How can AI be used in quantifying market sentiment?

Understanding market sentiment can be a key element of investing; the ability to read it in real time and see the long view can give you an edge in a competitive market. Sentiment is often viewed as emotional, or as a contrarian indicator, so it might seem counter-intuitive to apply machine learning to get a clearer picture of it. This is precisely why AI is useful—it removes the emotional and reactionary filters humans can use when trying to read market sentiment, while still engaging the largest possible representative sample of available data. Unlike people, AI is not humiliated by making mistakes, but adapts instantly to feedback on outcomes: it learns, applies and delivers improvements on results.

Information overload is a major challenge for financial professionals, one that might be insurmountable without the benefits of artificial intelligence and machine or deep learning. Instead of looking at the anecdotal evidence of just a few advisors or trend-predictors or the statistics in several articles from a few sources, we can use AI to find and process all the available data—in the financial news sector, this can be up to 200,000 articles per day—in a constantly updating cycle, giving us an instant and thorough picture of where market sentiment lies. In a market driven by information flow, having the ability to process and analyse that much information to get a strong picture of sentiment and act on what you see is invaluable.

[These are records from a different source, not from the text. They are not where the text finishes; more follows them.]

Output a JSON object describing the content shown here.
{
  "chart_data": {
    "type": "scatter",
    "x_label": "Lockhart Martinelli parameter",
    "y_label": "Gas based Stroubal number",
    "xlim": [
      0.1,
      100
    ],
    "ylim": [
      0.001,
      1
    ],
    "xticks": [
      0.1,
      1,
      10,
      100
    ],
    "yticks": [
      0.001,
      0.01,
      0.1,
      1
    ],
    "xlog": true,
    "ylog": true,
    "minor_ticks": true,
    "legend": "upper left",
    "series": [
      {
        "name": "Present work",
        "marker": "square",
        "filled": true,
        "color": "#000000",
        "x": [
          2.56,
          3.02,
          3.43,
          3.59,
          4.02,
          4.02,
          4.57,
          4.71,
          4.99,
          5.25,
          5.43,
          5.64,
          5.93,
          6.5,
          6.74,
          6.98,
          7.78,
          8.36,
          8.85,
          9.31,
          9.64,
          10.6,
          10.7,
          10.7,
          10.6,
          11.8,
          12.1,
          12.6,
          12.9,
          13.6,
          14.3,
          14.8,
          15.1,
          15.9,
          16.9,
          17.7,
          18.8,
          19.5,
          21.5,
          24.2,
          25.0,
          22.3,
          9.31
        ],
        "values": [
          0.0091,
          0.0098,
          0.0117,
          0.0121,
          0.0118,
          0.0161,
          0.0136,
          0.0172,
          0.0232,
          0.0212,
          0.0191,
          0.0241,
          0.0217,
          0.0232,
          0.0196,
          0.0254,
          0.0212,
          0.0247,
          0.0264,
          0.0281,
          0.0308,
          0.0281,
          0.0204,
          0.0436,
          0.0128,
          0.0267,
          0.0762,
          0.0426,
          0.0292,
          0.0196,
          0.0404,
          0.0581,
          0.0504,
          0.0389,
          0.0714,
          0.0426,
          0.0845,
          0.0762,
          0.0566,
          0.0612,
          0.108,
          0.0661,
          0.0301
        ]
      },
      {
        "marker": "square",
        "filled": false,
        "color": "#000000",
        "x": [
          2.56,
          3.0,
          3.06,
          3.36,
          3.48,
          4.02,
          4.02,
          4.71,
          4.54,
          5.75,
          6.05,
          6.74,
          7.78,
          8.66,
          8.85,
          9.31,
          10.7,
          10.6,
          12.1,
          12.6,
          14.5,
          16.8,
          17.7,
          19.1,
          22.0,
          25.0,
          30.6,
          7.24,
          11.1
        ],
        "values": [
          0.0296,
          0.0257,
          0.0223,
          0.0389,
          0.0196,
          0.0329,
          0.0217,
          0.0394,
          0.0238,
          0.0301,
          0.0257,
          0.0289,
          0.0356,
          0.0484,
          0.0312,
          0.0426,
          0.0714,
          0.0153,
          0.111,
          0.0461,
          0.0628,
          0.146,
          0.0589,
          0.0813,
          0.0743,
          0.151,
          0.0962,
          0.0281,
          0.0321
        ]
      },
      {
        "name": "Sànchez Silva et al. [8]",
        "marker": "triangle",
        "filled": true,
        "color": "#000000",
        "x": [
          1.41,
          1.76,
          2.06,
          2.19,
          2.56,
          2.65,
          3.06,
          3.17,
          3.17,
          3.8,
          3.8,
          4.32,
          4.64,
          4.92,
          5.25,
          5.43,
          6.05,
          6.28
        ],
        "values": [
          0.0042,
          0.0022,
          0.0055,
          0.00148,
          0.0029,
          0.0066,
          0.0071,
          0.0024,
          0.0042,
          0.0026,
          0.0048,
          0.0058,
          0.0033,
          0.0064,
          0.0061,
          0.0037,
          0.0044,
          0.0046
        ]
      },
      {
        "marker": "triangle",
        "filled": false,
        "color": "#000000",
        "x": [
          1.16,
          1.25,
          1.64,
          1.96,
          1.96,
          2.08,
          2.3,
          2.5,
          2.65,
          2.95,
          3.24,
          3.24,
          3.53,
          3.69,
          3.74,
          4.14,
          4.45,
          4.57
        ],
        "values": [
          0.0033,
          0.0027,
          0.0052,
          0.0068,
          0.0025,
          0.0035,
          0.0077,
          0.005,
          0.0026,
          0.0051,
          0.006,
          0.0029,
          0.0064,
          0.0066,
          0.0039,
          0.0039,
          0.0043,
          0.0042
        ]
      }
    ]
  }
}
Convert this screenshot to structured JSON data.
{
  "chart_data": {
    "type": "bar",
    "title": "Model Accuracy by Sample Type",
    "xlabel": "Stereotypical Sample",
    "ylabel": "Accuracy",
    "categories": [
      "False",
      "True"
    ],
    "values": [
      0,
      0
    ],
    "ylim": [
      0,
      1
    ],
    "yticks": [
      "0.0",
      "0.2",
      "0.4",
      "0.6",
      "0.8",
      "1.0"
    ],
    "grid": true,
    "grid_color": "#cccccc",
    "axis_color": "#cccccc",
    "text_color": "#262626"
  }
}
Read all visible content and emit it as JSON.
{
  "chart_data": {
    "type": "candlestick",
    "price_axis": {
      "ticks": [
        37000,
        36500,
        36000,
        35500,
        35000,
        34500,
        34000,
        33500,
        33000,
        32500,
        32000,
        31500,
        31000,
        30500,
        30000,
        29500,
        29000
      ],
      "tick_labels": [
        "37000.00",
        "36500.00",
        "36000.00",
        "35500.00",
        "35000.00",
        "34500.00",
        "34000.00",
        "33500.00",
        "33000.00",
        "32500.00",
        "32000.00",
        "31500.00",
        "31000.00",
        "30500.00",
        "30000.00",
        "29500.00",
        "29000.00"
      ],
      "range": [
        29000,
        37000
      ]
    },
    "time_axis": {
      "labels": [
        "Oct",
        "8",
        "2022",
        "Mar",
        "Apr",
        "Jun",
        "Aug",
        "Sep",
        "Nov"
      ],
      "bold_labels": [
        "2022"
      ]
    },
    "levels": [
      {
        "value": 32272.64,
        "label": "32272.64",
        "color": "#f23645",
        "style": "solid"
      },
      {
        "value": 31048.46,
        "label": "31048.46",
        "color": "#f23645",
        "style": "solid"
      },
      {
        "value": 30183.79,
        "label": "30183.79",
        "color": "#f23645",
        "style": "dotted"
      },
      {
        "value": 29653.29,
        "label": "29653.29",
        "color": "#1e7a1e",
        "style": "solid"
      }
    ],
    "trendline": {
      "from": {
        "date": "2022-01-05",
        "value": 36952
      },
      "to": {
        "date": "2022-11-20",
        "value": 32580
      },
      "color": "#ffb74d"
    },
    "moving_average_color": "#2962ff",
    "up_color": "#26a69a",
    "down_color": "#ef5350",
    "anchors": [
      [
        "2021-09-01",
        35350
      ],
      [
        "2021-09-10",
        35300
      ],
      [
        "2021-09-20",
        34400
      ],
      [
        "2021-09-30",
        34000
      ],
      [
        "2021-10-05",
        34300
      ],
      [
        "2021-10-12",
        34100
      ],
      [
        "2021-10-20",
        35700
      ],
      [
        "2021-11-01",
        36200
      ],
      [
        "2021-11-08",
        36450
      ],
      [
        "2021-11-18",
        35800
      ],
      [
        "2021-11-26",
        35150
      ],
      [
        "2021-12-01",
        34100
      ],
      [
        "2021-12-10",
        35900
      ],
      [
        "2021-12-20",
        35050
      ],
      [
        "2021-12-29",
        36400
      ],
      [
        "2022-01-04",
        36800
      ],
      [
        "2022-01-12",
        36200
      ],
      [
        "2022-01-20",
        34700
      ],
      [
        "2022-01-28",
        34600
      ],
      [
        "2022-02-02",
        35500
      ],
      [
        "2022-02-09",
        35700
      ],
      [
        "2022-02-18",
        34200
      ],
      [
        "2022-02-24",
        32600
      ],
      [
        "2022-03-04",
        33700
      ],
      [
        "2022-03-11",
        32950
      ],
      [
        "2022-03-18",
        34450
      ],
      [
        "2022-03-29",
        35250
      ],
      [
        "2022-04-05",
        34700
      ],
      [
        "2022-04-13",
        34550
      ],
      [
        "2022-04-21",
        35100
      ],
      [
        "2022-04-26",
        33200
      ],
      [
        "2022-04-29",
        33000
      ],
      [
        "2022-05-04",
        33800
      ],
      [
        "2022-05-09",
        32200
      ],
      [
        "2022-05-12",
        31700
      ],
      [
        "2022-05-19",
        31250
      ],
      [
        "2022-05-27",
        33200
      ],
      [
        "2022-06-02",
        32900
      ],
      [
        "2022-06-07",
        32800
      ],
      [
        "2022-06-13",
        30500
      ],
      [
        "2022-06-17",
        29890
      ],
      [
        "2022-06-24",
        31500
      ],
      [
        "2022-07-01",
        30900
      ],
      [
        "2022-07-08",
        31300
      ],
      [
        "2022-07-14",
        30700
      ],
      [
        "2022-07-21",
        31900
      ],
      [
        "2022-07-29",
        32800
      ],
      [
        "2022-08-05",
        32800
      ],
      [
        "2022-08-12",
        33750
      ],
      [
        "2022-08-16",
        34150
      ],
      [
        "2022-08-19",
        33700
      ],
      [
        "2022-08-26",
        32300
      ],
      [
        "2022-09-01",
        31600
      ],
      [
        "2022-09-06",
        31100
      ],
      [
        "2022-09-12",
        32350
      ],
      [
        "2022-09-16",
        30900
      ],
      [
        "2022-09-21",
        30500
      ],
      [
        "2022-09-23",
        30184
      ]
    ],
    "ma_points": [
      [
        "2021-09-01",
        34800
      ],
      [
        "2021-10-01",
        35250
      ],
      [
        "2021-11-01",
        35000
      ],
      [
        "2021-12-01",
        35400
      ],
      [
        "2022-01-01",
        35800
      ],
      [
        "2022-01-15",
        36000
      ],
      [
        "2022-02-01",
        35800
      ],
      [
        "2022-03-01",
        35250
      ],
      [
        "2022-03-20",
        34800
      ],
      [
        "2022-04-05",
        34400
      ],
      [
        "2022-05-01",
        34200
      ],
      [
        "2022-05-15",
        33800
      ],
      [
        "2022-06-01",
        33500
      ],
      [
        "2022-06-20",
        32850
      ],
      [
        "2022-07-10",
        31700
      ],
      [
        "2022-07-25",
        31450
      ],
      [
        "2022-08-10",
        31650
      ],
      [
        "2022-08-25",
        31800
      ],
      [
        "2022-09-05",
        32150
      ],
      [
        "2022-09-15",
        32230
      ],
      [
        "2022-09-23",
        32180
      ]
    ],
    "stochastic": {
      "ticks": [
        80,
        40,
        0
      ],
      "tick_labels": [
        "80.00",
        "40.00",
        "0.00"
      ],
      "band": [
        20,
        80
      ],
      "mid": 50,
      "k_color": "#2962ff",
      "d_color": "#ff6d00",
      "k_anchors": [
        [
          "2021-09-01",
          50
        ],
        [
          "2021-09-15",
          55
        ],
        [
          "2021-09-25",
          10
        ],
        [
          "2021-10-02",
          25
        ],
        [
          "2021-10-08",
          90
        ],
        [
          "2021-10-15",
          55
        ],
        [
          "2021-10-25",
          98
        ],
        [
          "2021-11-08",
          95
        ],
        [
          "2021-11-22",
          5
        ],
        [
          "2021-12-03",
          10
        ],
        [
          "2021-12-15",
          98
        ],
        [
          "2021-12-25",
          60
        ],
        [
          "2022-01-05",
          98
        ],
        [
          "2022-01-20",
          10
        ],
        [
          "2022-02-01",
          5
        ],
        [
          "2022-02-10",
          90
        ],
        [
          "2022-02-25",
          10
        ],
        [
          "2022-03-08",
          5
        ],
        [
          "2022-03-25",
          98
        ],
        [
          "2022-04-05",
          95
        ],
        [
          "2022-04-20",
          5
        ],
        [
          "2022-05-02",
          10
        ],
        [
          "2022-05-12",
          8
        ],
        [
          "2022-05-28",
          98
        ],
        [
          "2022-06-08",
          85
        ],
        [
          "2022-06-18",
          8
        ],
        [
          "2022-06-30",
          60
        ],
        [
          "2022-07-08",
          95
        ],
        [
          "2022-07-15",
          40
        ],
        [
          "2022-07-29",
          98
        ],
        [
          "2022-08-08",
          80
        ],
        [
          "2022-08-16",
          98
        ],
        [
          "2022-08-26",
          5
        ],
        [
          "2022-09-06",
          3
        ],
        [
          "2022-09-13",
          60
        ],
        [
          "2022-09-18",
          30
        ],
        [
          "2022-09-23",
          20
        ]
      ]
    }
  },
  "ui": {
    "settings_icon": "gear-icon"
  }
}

Augmented Language Intelligence (ALI) is the term we have developed to describe the process of integrating natural-language processing (NLP) and machine learning to cull and sort the available data and augment our abilities to analyse key factors in sentiment including global and local events, shifts in government policy, leadership changes, accidents and other reported variables. Using ALI to process financial news yields a here-to-fore impossible overview of the market and allows drilling down into specific news events, regions, time periods, and companies.

By design, ALI strives to increase people’s capacity for command over information. ALI does not replace our involvement in decision-making but allows informed decision-making that accesses the broadest possible range of data for financial professionals to interpret and use in their market engagement. It may even be possible that ALI will uncover new applications of sentiment or new ways of using trends that we have not had access to previously, due to data overload or our inability to comprehensively analyse the information available.

Test-driving AI in the financial sector makes good sense. We don’t have to go straight from horse-drawn carriages to driverless cars; we can ease this technology in as we get up to speed with its benefits and learn how to protect against any downsides. Imagine what our use of AI will look like in a hundred years—with strong engagement, innovation and decision-making, that’s what we can start building now.